Pomysł, by reaktywować te linie pojawił się kilka lat temu, ale nawet po spotkaniu w tej sprawie samorządowców i przedstawicieli kolei, w styczniu tego traktowany był raczej jako mało prawdopodobny z uwagi na koszty, szacowane na ponad 65 mld zł. Wojewódzcy stratedzy zauważyli jednak znaczenie 81 kilometrowego szlaku kolejowego dla potrzeb transportu osobowego i towarowego, i wysoko punktowali  w większości kryteriów. Wyższe notowania uzyskał tylko projekt rewitalizacji linii kolejowej nr 285 Wrocław – Świdnica.  Można więc mówić o realistycznym projekcie inwestycyjnym, który ma być zrealizowany do 2021 r. Jeśli się to powiedzie trasę z Jeleniej Góry do Legnicy będzie można pokonać w 90 minut - szacując, że odcinek z Legnicy do Złotoryi da się przejechać w 22 minuty, ze stacji Złotoryja do Lwówka Śląskiego w 27 minut, a ze Lwówka Śląskiego do Jeleniej Góry w 36 minut….

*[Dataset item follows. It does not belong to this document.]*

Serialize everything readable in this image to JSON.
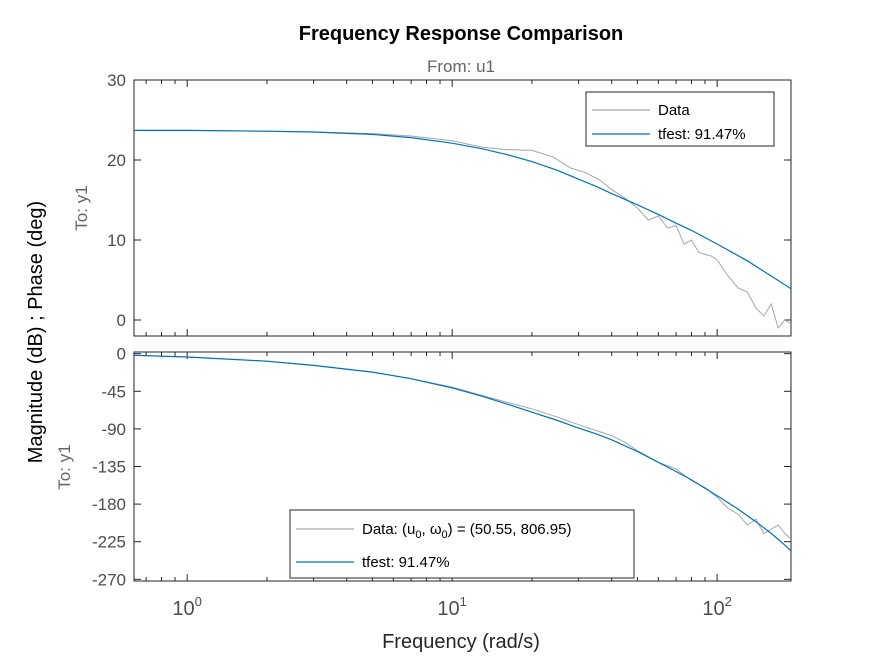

Rewitalizacja szlaku Jelenia Góra – Lwówek – Złotoryja – Legnica, to jedyna inwestycja, która znalazła się na liście projektów kolejowych:

- trzecie rankingowo miejsce zajęła elektryfikacja i modernizacja odcinków linii kolejowych 283 i 284 – z Jeleniej Góry do Lubania oraz z Lubania do Zgorzelca (realizacja do 2023 r.);

- szóste miejsce rewitalizacji linii kolejowych 308 i 340 – Jelenia Góra – Kowary – Mysłakowice oraz Mysłakowice – Karpacz (realizacja do 2020 r.);   

- dwunaste miejsce rewitalizacji linii kolejowych 317 i 336 –

Gryfów – Mirsk oraz Mirsk – Świeradów (realizacja do 2019 r.);

- osiemnaste miejsce budowa nowych przystanków na szlaku Jelenia Góra – Wrocław (1991 r.).

Dokument jest tylko projektem, znajduję się aktualnie na etapie konsultacji, ale przedsięwzięcia sklasyfikowane najwyżej na liście mają duże szanse realizacyjne.       

Komentarze (16)

Świetna wiadomość. Kiedyś często jeździłem na linii Jelenia Góra - Legnica, Tylko trzeba było się przesiąść w Marciszowie. Gdyby reaktywowali trasę, dodatkowo bezpośrednią to jestem pierwszym pasażerem choćby z sentymentu.

Czekamy na jg Wrocław przez Bolków swiebodzice

Ta linia byłaby bardzo potrzebna.Obecnie komunikacja pomiędzy Jelenią a Legnicą jest do bani.No i nie można się dostać na zaporę w Pilchowicach.

Jak czytałem to jest możliwość przyspieszenia drogi kolejowej z J.G do Wrocławia / przez Bolków - Strzegom ( omijamy Wałbrzych i Świebodzice )Jaworzynę Śl i dalej już przez Kąty Wr. Trwa remont torów na trasie Strzegom - Stanowice. A to właśnie już nie daleko do Jaworzyny Sląskiej.Oczywiście Start z Wrocka - Dw. Świbodzki ( słabo wykorzystany)

1. Pomysł...w styczniu...był szacowany na ponad 65 mld PLN - oj grubo musiało być na Sylwestra skoro takie szacunki :-)

2. Rewitalizacja szlaku Jelenia Góra – Lwówek – Złotoryja – Legnica, to jedyna inwestycja, która znalazła się na liście projektów kolejowych - Tak bo cztery poniższe to drogowe :-)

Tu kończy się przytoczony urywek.